Date Joined Dec 2016
Total Posts : 1
   Posted 12/31/2016 2:56 PM (GMT -6)   
Hello, I've had visible blood in my urine for a week now. Went to ER the day after it started and had bloodwork (all ok) urine analysis (positive for blood, protein and white blood cells) and ultra sound (large kidney stone in left kidney). The doctor said the kidney stone wasn't doing anything though and probably wasn't the cause of the blood. I have no pain to speak of... Maybe the odd twinge here and there but nothing that would stand out if it weren't for the blood in my urine. Doctor sent me home with antibiotics as he suspected the blood was caused by a particular bacteria and still waiting on results of urine culture. Been taking the antibiotic now for 7 days, blood had stopped a few days ago but started again yesterday (along with a yeast infection and constant diarrhea from the antibiotics...sorry TMI). I'm trying to drink lots of water which dilutes the urine and makes it look clear but if I don't, the blood is visible. I'm seriously freaking out right now about what the heck is wrong with me! I'm 36 years old, female, I have Crohn's disease (in remission) but no other health problems. No family history of bladder or kidney issues. This has never happened to me before so it's totally new and scaring the heck out of me. Could it be the kidney stone even though I don't have any real pain and the doctor said he didn't think so? I have a follow up appointment with my GP next week but the waiting and not knowing is killing me. I just keep thinking it's cancer sad Thanks for reading!

Bay Area Guy
Regular Member

Date Joined Jul 2010
Total Posts : 301
   Posted 1/2/2017 8:45 PM (GMT -6)   
Hello cgbee. Sorry for the delay in writing. I don't come here as often as I did before.

Yes. While blood in the urine can be a sign of kidney cancer, it can also be other things. When I was going to a urologist, I was told that something as simple as running long distances on a regular basis can cause people to have blood in the urine.

When you see your primary care physician, it's likely he (or she) will have you get a CT scan. Those seem to give the greatest detail for examination of the kidneys and that will tell you if it's actually the stone causing the problem, or some other issue.

Now, even if it turns out to be kidney cancer (otherwise known as RCC or renal cell carcinoma), it's very treatable. Surgery is the gold standard of treatment, but, depending on the size and location in the kidney, it's possible to have minimally invasive surgery (which I had in June, 2016) or a technique called ablation. In ablation (typically done on an outpatient basis), long, thin needles are inserted through the skin and into the kidney. The tips of these needles are then either superheated (RF or radio frequency ablation) or supercooled (cryoablation) and the lesion is either cooked or frozen, thereby killing it. Ablation has about a 90% success rate in eradicating the disease entirely, while surgery is close to 100% successful. Again, the success rate of both is dependent on the size and location of a lesion.

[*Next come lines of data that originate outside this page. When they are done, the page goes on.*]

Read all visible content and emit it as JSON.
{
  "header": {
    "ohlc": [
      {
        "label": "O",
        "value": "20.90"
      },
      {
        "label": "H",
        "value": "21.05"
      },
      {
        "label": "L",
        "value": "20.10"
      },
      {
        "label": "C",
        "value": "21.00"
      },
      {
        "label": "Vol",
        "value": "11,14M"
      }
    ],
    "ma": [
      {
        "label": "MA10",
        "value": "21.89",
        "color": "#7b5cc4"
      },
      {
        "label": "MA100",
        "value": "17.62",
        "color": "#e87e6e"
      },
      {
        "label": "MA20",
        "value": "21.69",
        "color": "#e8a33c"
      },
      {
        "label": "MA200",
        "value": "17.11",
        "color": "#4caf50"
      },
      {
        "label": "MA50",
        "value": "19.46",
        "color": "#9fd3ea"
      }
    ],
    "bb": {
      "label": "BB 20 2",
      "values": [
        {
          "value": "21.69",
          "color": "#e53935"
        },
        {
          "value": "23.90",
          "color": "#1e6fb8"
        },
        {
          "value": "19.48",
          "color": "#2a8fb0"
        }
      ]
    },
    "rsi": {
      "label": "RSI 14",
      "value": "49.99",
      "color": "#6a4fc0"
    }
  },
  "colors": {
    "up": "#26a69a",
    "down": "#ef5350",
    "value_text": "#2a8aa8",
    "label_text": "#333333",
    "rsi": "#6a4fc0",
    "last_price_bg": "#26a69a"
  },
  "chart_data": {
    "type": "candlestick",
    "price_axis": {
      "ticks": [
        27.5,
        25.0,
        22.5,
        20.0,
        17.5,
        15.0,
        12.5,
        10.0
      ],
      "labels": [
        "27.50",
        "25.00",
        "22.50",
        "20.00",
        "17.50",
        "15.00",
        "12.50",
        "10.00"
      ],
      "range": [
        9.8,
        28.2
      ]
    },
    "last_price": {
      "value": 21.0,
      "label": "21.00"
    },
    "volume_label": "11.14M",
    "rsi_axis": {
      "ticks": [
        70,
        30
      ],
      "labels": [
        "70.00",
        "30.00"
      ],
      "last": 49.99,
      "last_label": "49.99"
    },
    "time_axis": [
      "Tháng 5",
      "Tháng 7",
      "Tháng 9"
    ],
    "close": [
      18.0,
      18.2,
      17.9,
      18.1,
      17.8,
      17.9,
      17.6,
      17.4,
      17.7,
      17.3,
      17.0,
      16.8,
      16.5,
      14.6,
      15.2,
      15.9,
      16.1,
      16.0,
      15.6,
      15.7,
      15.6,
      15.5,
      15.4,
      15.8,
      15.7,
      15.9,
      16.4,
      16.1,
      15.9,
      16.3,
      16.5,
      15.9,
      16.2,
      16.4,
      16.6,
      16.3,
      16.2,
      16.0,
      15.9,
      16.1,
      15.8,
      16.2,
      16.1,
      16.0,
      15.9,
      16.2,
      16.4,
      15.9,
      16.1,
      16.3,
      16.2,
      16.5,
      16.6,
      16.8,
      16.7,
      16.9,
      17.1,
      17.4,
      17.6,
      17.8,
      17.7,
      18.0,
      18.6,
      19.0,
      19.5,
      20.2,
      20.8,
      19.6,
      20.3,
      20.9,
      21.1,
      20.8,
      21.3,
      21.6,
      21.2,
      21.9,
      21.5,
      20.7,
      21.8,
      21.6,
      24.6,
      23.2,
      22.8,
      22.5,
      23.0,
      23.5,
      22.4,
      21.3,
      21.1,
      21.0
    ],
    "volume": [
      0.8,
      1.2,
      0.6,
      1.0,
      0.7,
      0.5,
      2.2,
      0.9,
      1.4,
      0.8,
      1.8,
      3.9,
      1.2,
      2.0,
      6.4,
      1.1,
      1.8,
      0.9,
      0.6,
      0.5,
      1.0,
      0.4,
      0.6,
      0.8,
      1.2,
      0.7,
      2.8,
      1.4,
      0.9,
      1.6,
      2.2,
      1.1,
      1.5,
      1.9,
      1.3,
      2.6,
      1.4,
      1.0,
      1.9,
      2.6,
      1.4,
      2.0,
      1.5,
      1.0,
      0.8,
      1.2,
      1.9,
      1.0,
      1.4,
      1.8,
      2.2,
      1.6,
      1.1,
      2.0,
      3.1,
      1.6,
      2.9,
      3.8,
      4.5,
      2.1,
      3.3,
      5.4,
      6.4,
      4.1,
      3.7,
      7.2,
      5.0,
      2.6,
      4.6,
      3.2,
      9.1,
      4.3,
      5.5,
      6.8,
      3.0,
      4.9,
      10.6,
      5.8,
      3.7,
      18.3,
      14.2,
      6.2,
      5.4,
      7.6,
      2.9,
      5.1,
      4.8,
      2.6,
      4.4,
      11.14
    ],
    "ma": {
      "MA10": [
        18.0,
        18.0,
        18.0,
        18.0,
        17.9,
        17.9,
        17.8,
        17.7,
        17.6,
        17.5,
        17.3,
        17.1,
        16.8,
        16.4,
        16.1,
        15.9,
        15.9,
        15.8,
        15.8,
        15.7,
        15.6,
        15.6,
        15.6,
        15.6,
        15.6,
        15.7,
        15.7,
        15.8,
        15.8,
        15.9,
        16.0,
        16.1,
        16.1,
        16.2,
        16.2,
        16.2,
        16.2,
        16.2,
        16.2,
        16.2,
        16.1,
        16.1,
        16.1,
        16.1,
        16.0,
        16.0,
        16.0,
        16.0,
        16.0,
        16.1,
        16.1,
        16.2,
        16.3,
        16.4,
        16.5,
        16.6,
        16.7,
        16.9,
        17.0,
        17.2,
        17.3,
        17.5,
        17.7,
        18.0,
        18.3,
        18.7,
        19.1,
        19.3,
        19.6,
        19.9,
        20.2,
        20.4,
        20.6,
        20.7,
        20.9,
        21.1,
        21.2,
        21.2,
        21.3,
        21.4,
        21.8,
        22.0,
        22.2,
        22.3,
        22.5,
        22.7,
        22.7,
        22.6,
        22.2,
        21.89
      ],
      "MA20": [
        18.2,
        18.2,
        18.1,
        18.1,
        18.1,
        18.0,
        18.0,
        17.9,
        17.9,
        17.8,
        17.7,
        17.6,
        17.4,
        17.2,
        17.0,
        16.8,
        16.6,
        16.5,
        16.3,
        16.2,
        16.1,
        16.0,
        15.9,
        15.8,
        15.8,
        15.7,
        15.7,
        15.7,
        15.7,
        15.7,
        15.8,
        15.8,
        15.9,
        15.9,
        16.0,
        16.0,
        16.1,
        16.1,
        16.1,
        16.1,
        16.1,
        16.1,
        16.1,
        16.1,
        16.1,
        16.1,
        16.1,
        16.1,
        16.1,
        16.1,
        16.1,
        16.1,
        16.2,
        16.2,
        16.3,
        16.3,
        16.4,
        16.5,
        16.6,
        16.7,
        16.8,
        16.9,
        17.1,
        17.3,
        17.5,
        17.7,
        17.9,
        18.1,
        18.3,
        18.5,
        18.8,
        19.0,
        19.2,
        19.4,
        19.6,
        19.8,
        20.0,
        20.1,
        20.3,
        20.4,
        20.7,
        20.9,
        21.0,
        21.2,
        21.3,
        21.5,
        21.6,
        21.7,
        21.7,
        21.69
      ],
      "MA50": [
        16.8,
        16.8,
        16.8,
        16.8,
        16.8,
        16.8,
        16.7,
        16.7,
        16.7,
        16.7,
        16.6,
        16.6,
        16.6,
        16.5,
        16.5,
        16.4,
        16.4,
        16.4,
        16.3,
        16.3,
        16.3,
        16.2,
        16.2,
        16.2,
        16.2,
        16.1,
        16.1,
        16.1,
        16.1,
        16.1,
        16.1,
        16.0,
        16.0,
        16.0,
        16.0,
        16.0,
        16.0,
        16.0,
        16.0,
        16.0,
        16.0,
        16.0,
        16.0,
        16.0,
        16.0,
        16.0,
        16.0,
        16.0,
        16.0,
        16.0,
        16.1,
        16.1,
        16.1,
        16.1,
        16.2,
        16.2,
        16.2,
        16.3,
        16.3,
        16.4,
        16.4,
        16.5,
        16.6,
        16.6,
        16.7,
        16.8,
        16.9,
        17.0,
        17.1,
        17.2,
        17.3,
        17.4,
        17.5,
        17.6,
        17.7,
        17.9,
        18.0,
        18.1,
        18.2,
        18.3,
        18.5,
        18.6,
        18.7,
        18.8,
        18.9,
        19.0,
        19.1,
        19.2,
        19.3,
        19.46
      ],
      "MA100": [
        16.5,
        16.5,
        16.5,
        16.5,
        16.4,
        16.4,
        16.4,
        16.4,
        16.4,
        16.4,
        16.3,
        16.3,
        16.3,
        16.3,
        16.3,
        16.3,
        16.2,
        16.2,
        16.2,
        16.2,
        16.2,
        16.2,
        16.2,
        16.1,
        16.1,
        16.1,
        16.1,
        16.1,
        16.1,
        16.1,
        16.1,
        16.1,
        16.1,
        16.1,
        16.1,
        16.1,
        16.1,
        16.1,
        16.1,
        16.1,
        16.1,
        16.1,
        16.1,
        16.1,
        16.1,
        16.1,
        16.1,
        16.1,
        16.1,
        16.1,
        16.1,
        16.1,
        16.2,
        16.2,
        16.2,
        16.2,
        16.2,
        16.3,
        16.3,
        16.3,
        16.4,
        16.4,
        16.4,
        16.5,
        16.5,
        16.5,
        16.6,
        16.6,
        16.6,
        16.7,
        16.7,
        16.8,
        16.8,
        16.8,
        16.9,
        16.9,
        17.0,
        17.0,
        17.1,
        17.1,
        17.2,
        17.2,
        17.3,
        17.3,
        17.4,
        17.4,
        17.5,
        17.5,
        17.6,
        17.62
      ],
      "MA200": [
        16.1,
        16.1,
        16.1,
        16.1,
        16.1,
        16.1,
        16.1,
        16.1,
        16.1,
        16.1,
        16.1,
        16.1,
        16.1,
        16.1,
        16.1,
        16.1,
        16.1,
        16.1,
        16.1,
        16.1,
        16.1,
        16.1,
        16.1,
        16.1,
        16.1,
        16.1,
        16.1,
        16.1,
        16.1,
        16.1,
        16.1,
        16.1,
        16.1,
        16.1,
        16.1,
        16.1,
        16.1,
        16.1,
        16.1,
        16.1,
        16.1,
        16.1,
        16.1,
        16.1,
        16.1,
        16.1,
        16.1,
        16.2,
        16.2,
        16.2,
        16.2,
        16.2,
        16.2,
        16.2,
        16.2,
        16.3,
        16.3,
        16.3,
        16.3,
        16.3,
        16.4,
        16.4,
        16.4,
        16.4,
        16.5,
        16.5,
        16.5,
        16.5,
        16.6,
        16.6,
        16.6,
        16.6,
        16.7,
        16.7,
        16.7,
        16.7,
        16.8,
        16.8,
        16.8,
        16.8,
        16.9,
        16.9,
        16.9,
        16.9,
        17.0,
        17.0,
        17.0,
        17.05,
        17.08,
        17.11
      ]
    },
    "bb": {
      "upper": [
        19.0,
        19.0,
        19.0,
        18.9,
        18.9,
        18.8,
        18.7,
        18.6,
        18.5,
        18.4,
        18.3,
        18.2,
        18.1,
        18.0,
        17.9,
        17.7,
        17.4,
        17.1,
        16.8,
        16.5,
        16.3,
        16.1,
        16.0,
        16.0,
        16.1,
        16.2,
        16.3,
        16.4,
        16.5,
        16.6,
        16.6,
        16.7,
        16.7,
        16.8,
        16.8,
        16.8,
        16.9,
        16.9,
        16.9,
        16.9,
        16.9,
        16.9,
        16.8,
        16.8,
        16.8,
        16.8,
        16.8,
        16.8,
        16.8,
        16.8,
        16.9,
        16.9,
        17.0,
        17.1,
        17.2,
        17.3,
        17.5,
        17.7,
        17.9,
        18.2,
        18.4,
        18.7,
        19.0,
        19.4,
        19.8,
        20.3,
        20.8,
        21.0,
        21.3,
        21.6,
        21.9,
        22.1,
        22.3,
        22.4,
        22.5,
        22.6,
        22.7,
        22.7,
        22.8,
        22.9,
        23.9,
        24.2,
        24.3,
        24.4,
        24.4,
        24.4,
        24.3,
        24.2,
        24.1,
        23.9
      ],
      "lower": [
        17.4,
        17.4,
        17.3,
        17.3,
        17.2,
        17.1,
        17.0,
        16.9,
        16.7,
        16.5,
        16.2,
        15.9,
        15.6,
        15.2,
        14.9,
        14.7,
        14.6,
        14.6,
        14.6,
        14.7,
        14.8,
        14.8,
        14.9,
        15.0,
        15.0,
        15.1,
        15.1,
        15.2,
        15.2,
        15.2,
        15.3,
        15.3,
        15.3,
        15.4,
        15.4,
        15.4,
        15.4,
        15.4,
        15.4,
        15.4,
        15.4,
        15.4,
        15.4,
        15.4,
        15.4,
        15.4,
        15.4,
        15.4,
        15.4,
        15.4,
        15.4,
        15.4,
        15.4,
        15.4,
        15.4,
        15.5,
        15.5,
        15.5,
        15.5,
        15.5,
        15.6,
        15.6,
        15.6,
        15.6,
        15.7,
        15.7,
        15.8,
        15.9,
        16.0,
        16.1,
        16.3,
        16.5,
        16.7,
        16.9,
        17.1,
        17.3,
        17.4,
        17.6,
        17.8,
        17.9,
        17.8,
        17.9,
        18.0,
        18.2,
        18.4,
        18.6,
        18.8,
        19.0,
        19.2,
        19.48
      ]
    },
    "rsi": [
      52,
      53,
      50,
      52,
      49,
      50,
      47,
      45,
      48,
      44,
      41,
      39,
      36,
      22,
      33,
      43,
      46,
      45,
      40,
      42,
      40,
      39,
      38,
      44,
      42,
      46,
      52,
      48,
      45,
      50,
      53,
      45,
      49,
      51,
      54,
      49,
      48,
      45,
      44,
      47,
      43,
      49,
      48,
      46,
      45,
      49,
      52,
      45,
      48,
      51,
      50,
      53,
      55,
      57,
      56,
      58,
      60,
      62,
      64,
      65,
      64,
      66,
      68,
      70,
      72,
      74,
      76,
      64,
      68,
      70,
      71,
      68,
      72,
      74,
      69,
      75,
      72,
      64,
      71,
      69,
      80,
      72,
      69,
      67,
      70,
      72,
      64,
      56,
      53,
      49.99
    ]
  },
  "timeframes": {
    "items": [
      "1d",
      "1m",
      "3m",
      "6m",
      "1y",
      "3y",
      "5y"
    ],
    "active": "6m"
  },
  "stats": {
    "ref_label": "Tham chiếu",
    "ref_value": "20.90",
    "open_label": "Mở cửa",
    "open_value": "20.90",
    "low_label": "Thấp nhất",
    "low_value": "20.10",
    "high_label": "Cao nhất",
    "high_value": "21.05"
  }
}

I was 60 at the time of my surgery. I chose surgery over ablation because of the higher success rate (although ablation can be repeated) and because my urologist and the surgeon I had both said I was in fantastic physical condition, so the surgery would not be an issue. They typically recommend ablation for less healthy patients. The surgery was minimally invasive, was robotic assisted and was a partial nephrectomy.....only a small part of my kidney got taken out. (If the whole kidney were to be removed, it would be called a radical nephrectomy.) My surgery started at 3PM (which made for a very stressful day) and I was released from the hospital the next day at 1:30PM. I had little to no post-op pain and my wife and I were in Japan for a 17 day trip less than three months later, so recuperation wasn't very difficult, at least compared to stomach surgeries I've had in the past.

So, blood in the urine isn't something to be taken lightly. So it's good you're having a followup appoint with your own doctor. But for peace of mind, ask for a CT scan. And if you need any other information, don't hesitate to respond.